ACESSIBILIDADE DA PESSOA (CON)VIVENDO COM A DEFICIÊNCIA NA CASA ESPÍRITA


[Escrito por Sonia B. Hoffmann em agosto de 2013]
 

O desejo da inclusão, aceitação incontestável , está presente em todos desde a infância. O convívio com pais, irmãos, parentes, amigos, pessoas nas mais variadas formas interativas, representa indispensável fonte de aprendizagem, porque o Outro possibilita a nossa constituição como sujeito evolutivo e, ao mesmo tempo, oferece referenciais importantes para a nossa evolução como sujeito.
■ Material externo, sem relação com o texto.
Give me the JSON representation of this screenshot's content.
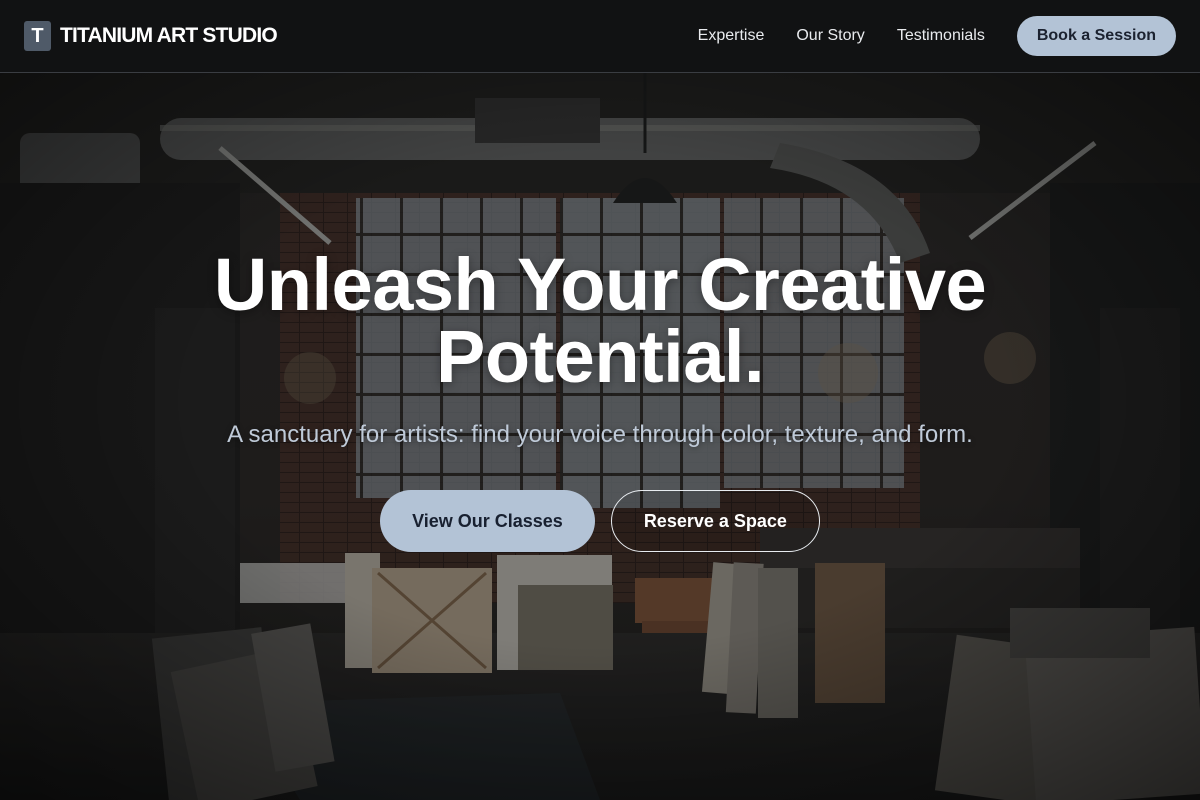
{
  "brand": {
    "mark": "T",
    "name": "TITANIUM ART STUDIO"
  },
  "nav": {
    "links": [
      "Expertise",
      "Our Story",
      "Testimonials"
    ],
    "cta": "Book a Session"
  },
  "hero": {
    "title": "Unleash Your Creative Potential.",
    "subtitle": "A sanctuary for artists: find your voice through color, texture, and form.",
    "primary_button": "View Our Classes",
    "secondary_button": "Reserve a Space"
  },
  "colors": {
    "nav_bg": "#111213",
    "accent": "#b3c3d6",
    "accent_text": "#182030",
    "subtitle": "#bfcad8"
  }
}
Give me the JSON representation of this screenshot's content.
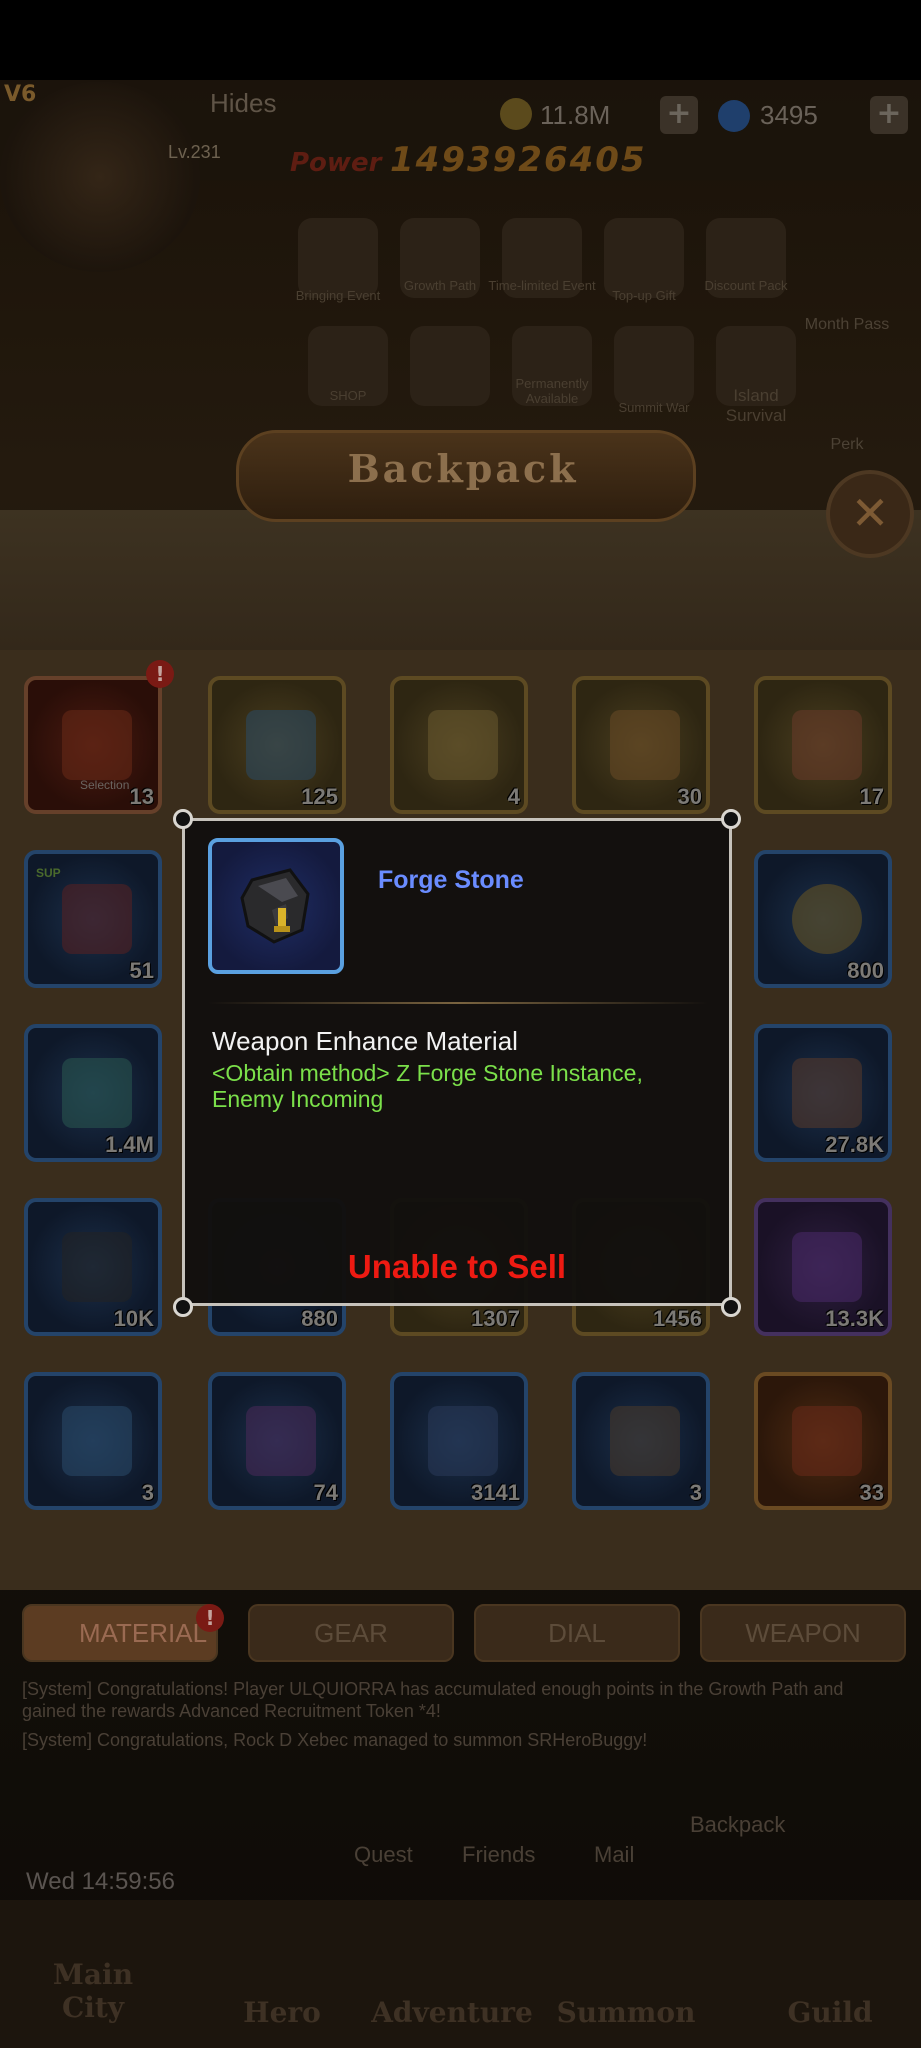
{
  "hud": {
    "vip": "V6",
    "player_name": "Hides",
    "level": "Lv.231",
    "power_label": "Power",
    "power": "1493926405",
    "gold": "11.8M",
    "gems": "3495",
    "plus": "+"
  },
  "events_row1": [
    "Bringing Event",
    "Growth Path",
    "Time-limited Event",
    "Top-up Gift",
    "Discount Pack"
  ],
  "events_row2": [
    "SHOP",
    "",
    "Permanently Available",
    "Summit War",
    "Island Survival"
  ],
  "side_menu": [
    "Month Pass",
    "Perk"
  ],
  "backpack": {
    "title": "Backpack",
    "close": "✕",
    "items": [
      {
        "count": "13",
        "label": "Selection",
        "badge": "!"
      },
      {
        "count": "125"
      },
      {
        "count": "4"
      },
      {
        "count": "30"
      },
      {
        "count": "17"
      },
      {
        "count": "51",
        "tag": "SUP"
      },
      {
        "count": "800"
      },
      {
        "count": "1.4M"
      },
      {
        "count": "27.8K"
      },
      {
        "count": "10K"
      },
      {
        "count": "880"
      },
      {
        "count": "1307"
      },
      {
        "count": "1456"
      },
      {
        "count": "13.3K"
      },
      {
        "count": "3"
      },
      {
        "count": "74"
      },
      {
        "count": "3141"
      },
      {
        "count": "3"
      },
      {
        "count": "33"
      }
    ]
  },
  "tabs": [
    {
      "label": "MATERIAL",
      "badge": "!"
    },
    {
      "label": "GEAR"
    },
    {
      "label": "DIAL"
    },
    {
      "label": "WEAPON"
    }
  ],
  "system_messages": [
    "[System] Congratulations! Player ULQUIORRA has accumulated enough points in the Growth Path and gained the rewards Advanced Recruitment Token *4!",
    "[System] Congratulations, Rock D Xebec managed to summon SRHeroBuggy!"
  ],
  "actions": [
    "Quest",
    "Friends",
    "Mail",
    "Backpack"
  ],
  "clock": "Wed 14:59:56",
  "nav": [
    "Main City",
    "Hero",
    "Adventure",
    "Summon",
    "Guild"
  ],
  "tooltip": {
    "name": "Forge Stone",
    "type": "Weapon Enhance Material",
    "obtain": "<Obtain method> Z Forge Stone Instance, Enemy Incoming",
    "sell": "Unable to Sell"
  },
  "colors": {
    "tooltip_name": "#6a8cff",
    "obtain": "#7be04a",
    "unsellable": "#ee1a12"
  }
}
A existência Eu-Outro implica diferença. Diferença, por si, significa a procura do entendimento, de colocar-se na condição alheia, do ajuste às vezes mútuo. Logo, diferença solicita acolhimento e disponibilidade para a flexibilização relacional, isto é, dar ao meu Eu, ou ao Outro diferente, o tratamento adequado para o atendimento das necessidades que coincidem ou não, ocasionalmente, com as necessidades das demais pessoas.

O Espiritismo nos esclarece que todos, igualitariamente, fomos criados simples e ignorantes. Agraciados com os recursos do livre-arbítrio e da lei de causa-efeito, apresentamos ainda aptidões, habilidades e talentos diversos, sendo esta desigualdade, no estado atual do nosso progresso espiritual, proveitosa ao aprendizado e "cada um possa concorrer para a execução dos desígnios da Providência, no limite do desenvolvimento de suas forças físicas e intelectuais. O que um não faz, fá-lo outro. Assim é que cada qual tem seu papel útil a desempenhar." (O Livro dos Espíritos, questão 804)
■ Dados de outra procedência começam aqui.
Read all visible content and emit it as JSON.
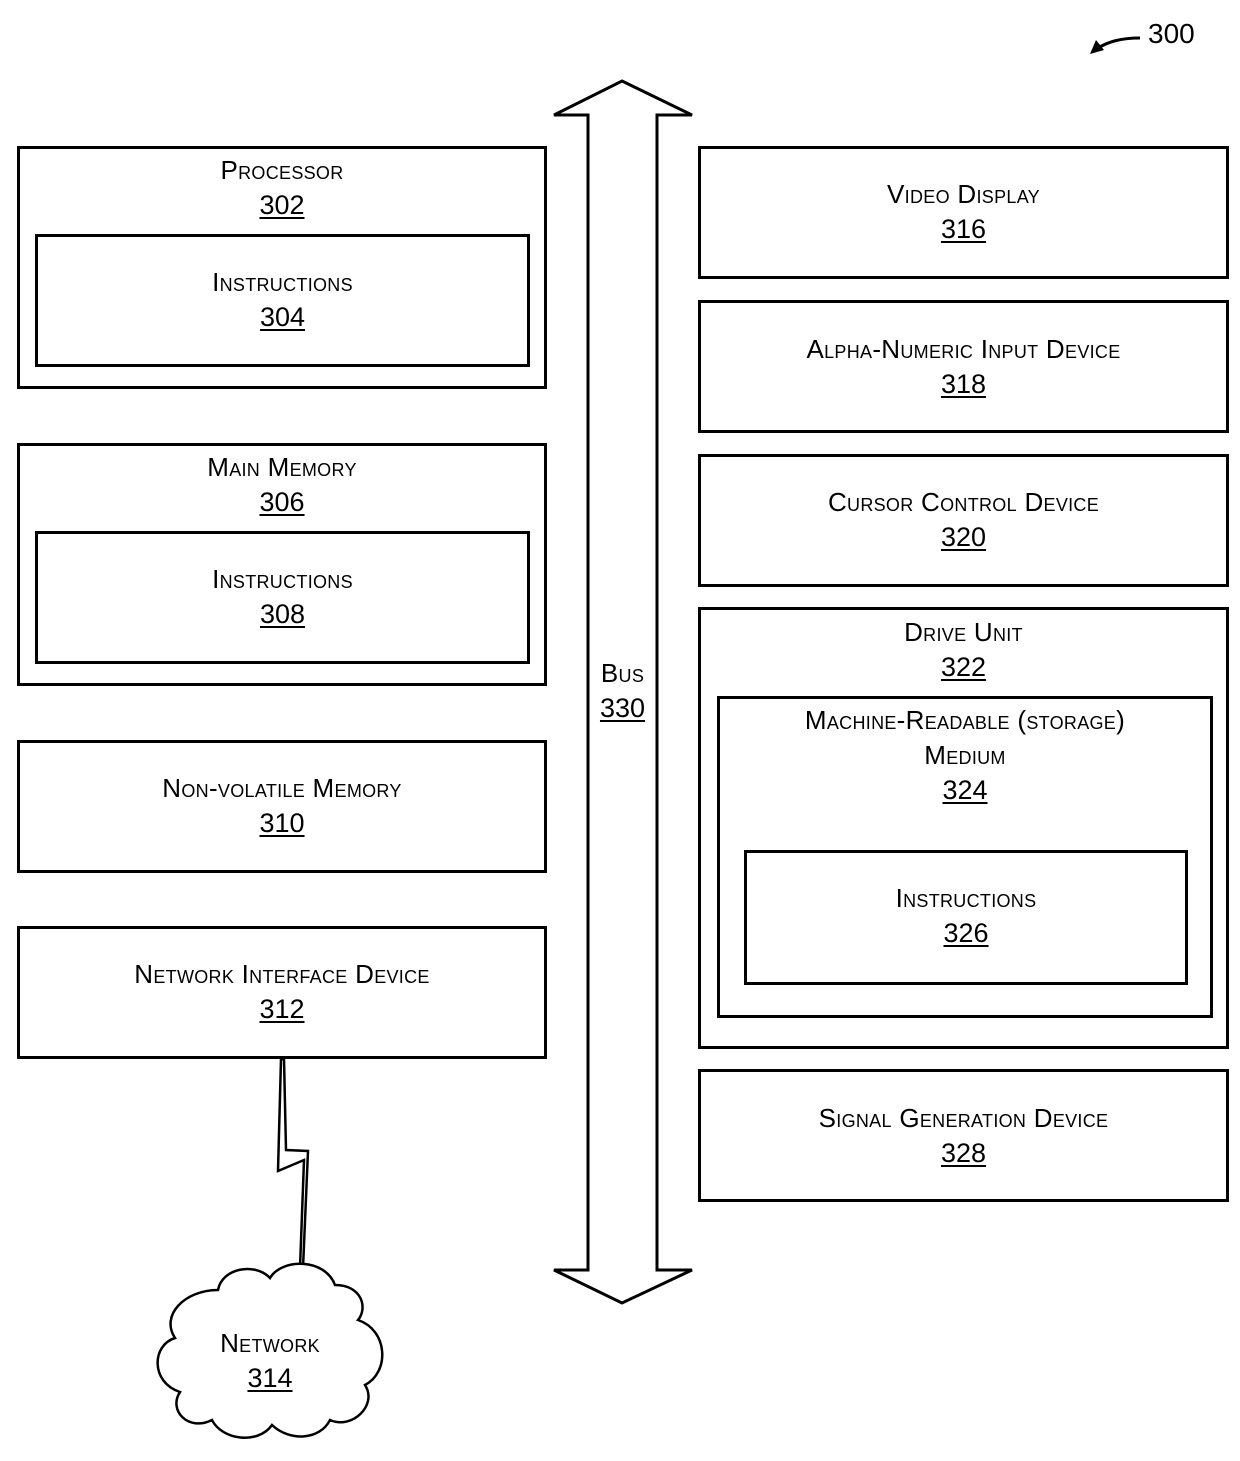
{
  "figure": {
    "ref": "300"
  },
  "bus": {
    "label": "Bus",
    "ref": "330"
  },
  "left": {
    "processor": {
      "label": "Processor",
      "ref": "302",
      "instructions": {
        "label": "Instructions",
        "ref": "304"
      }
    },
    "main_memory": {
      "label": "Main Memory",
      "ref": "306",
      "instructions": {
        "label": "Instructions",
        "ref": "308"
      }
    },
    "non_volatile_memory": {
      "label": "Non-volatile Memory",
      "ref": "310"
    },
    "network_interface": {
      "label": "Network Interface Device",
      "ref": "312"
    },
    "network": {
      "label": "Network",
      "ref": "314"
    }
  },
  "right": {
    "video_display": {
      "label": "Video Display",
      "ref": "316"
    },
    "alpha_numeric": {
      "label": "Alpha-Numeric Input Device",
      "ref": "318"
    },
    "cursor_control": {
      "label": "Cursor Control Device",
      "ref": "320"
    },
    "drive_unit": {
      "label": "Drive Unit",
      "ref": "322",
      "medium": {
        "label_line1": "Machine-Readable (storage)",
        "label_line2": "Medium",
        "ref": "324",
        "instructions": {
          "label": "Instructions",
          "ref": "326"
        }
      }
    },
    "signal_generation": {
      "label": "Signal Generation Device",
      "ref": "328"
    }
  }
}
O ser humano, na grande maioria , por não saber em certos momentos lidar com a diferença e por não querer demonstrar sua ignorância, elaborou dois comportamentos extremos para administrar tal condição: o afastamento e a superproteção - os quais significam, na sua origem, a mesma coisa, uma rejeição. Alguns, ainda, assumiram tal grau de ignorância ou de perversidade que encontraram na expiação ou na prova a justificativa para exacerbarem esta diferença, sobrecarregando ou detendo sem qualquer fraternidade os efeitos do planejamento reencarnatório.

A carência de acessibilidade arquitetônica, comunicativa e do acolhimento equilibrado da pessoa (con)vivendo com a deficiência na casa espírita pode ser, entre outros motivos, a expressão desta imaturidade moral e intelectual. Adaptações e construções físicas ao serem despriorizadas, conhecimentos específicos daquela deficiência ao não serem adquiridos e compartilhados, metodologias comunicativas adequadas não sendo aprendidas e utilizadas convenientemente, informações e recursos desvalorizados ou considerados unilateralmente desnecessários caracterizam não só um forte despreparo para o convívio com a diferença, mas a gravidade da falta de aceitação da sua condição de aprendiz e a fragilidade no estudo e assimilação dos preceitos cristãos e dos ensinamentos trazidos pelo Espiritismo.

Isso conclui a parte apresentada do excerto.